We Are a Nation of Outlaws

County Prosecutor Brian Thiede believes that “We would have a lawless nation if people were to vote their conscience.

Is he sure we don’t have a “lawless nation?”

This is the exact problem with the belief in “Authority.”

The sum of Thiede’s words are “disregard your conscience [and obey the law].”

Whose conscience does he think he uses when he decides whether or not a “law” is justified?
Someone else’s? Does he completely disregard his own conscience and mindlessly obey the “law?”

What if the law is immoral, Thiede? Should we not vote our conscience, whether as juror or “citizen” ?

How does he even judge whether or not a law is immoral in order to figure out whether or not to vote for or against it? Does he even vote? What would be the point if he is meant to disregard his conscience, and is so worried about the content of everyone’s moral character (including his own, apparently)? Why not just blindly obey everything the State commands?

How could one ever come to any sort of ethical conclusion regarding whether or not to vote for or against a law? There cannot logically be an ethical guideline if one is to disregard their own conscience- the logical conclusion is one must blindly accept everything the State says is “law” as justified.

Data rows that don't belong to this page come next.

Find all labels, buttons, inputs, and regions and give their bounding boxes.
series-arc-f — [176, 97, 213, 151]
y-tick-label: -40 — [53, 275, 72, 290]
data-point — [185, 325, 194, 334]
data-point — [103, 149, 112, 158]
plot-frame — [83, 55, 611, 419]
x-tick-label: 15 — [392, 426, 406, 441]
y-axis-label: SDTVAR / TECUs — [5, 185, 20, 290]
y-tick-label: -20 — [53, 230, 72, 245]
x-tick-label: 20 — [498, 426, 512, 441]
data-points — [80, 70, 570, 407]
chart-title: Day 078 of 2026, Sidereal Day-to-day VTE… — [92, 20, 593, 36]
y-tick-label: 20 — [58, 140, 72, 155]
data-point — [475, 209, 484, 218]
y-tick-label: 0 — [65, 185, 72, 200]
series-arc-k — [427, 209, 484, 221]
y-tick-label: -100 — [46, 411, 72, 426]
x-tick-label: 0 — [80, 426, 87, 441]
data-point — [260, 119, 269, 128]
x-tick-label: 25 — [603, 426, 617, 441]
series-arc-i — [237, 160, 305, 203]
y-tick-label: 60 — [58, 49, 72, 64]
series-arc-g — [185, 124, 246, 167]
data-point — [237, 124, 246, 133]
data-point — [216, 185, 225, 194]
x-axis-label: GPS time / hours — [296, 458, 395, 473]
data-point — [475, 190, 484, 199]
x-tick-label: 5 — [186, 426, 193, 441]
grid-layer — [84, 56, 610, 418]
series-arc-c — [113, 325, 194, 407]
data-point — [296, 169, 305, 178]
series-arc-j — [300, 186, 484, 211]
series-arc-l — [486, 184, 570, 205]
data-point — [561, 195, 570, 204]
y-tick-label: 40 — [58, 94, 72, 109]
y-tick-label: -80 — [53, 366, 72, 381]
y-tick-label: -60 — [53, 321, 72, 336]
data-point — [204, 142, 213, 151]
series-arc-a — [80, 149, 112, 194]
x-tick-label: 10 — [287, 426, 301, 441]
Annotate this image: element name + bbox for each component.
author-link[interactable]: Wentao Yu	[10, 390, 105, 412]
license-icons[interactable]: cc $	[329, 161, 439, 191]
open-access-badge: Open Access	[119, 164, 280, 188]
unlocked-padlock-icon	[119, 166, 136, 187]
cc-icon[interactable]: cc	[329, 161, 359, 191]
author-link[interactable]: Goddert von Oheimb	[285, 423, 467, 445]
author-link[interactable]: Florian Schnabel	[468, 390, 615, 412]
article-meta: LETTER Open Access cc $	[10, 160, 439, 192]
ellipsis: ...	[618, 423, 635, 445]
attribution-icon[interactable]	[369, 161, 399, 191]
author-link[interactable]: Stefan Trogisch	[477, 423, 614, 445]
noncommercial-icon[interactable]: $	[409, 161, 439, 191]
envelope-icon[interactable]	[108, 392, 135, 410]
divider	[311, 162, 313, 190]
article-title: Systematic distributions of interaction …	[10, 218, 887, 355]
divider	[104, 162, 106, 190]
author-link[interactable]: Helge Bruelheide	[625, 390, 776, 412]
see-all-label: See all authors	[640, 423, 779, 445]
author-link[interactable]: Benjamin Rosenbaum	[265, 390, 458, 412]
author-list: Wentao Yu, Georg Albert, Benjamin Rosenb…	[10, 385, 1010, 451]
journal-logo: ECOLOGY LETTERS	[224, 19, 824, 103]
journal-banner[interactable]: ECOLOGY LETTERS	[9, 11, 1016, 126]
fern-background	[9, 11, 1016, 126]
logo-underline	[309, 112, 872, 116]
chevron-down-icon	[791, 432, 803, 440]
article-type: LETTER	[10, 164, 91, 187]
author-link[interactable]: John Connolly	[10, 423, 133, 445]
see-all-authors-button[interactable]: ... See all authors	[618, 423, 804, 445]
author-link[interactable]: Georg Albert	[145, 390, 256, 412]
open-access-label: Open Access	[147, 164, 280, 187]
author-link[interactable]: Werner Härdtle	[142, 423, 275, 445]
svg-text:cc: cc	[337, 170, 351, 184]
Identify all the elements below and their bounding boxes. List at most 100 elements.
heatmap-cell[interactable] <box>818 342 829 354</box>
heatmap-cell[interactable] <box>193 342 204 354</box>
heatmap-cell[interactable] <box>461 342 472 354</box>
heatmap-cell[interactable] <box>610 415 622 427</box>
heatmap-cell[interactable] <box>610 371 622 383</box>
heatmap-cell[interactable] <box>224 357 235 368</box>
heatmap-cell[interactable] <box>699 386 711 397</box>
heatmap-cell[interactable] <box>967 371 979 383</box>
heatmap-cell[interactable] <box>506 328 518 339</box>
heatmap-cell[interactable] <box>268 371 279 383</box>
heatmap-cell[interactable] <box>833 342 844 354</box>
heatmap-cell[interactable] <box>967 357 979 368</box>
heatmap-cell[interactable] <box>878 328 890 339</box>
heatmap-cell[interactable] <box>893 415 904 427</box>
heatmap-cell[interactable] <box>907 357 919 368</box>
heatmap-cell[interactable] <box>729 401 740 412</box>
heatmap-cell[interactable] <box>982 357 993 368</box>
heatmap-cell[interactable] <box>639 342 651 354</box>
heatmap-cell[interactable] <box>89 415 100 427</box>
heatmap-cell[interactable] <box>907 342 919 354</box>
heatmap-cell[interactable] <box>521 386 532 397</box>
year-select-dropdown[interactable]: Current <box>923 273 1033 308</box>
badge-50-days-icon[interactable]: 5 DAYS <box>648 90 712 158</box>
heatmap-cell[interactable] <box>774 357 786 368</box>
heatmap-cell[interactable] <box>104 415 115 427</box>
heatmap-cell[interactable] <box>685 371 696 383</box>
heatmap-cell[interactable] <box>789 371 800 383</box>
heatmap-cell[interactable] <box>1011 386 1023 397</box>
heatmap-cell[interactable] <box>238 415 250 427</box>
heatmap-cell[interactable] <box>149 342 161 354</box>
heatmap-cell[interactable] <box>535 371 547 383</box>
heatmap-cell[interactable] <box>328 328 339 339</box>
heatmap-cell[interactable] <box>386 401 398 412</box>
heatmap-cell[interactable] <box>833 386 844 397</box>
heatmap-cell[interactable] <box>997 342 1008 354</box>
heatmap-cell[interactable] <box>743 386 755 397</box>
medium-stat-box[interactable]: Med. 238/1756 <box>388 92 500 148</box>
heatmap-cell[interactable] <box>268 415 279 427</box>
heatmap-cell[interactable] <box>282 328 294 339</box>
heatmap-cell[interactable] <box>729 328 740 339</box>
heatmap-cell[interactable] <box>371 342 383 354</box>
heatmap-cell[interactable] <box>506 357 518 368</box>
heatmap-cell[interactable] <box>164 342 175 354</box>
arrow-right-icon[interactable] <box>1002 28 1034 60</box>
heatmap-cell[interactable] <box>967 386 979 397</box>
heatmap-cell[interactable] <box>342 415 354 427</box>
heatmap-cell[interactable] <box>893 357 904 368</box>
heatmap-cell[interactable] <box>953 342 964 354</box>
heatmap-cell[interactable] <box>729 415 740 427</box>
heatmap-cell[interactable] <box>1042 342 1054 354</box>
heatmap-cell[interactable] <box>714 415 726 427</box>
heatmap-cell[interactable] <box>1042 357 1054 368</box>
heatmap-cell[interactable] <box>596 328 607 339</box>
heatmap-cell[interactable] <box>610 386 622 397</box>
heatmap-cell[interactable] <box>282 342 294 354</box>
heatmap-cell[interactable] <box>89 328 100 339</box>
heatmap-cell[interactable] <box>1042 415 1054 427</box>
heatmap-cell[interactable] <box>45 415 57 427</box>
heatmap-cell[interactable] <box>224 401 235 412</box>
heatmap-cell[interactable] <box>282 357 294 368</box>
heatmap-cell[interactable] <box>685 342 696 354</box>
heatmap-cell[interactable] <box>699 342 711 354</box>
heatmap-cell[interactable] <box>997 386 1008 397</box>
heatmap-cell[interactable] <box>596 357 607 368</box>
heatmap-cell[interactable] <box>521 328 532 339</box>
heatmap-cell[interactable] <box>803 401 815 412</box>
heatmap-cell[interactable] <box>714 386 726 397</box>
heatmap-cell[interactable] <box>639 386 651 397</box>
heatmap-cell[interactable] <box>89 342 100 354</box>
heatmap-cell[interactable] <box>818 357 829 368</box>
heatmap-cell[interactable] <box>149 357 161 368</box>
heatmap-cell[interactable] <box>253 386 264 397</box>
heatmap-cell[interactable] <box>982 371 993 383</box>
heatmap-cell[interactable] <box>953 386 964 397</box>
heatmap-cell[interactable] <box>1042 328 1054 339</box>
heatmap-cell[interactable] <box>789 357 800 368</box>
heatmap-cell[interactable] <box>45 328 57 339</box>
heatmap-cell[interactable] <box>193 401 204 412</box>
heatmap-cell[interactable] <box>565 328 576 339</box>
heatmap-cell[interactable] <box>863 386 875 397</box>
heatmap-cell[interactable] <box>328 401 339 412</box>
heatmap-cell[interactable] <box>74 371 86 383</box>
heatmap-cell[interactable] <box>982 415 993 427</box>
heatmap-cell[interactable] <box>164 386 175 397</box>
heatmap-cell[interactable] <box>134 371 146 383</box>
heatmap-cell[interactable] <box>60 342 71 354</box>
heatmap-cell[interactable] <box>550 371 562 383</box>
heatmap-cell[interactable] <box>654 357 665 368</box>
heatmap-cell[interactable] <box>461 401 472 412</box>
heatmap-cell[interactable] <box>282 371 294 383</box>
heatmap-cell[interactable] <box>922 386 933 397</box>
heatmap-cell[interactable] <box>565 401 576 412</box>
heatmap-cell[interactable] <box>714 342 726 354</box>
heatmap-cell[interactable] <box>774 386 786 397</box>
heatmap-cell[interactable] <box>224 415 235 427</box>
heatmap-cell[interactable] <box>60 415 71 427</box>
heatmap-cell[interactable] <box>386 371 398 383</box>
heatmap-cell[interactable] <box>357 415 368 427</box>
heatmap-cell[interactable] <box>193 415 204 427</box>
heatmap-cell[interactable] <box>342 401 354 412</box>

He raised the standard Statist concern, stating “we could have the jury who thinks that jihad is righteous, and if the San Bernadino shooters had not been killed, they’ll say, Let’s acquit.”

There are already people who think this, and who act on it. And what of obviously oppressive “lawful nations?” What of Saudi Arabia? What of North Korea? Should they be a “lawless nation,” or does Thiede believe every single one of their laws should be obeyed by the North Korean citizenry?

It’s true, there could be juries who think jihad is righteous. There could also potentially be juries who think shooting someone because they resisted your attempts to cage them for growing cannabis is justified.

Those anarchists!

What of the “founding fathers of the United States?”
What if they had not acted on their conscience in the face of what they viewed as authoritarian oppression? Should they have remained an “orderly, lawful nation?”

What of Gandhi? What of Harriet Tubman? What of Edward Snowden?

Should they have disregarded their conscience and obeyed the law?

“Lawful nations” such as The British Empire, The Third Reich, Soviet Russia, Communist China, North Korea, etc., etc., have perpetuated some of the most atrocious crimes against humanity and furthest reaching banditry ever seen.

If being a “lawless nation” means that a person disregards the commands of the State for their own conscience, the various “lawless nations” have by far been the more moral individuals, and they are the more virtuous by definition, for even without specific example of an immoral law, the very idea of disregarding your own conscience, and commanding it of others, is in one word slavery.

Of course, the reality of the situation is that  we each use our own judgment when deciding whether or not we are going to obey a “law,” or a man in black with a gun to our head, and whether or not we consider a law to be moral or immoral. We are a nation of outlaws.




Chicklas, Dana; Prosecutor says Mecosta man’s jury pamphlets could create ‘lawless nation’Fox17online.com, December 10, 2015.

Chicklas, Dana; “I was speechless:” Man charged with felony for passing out jury rights fliers in front of courthouse; Fox17online.com; December 1, 2015.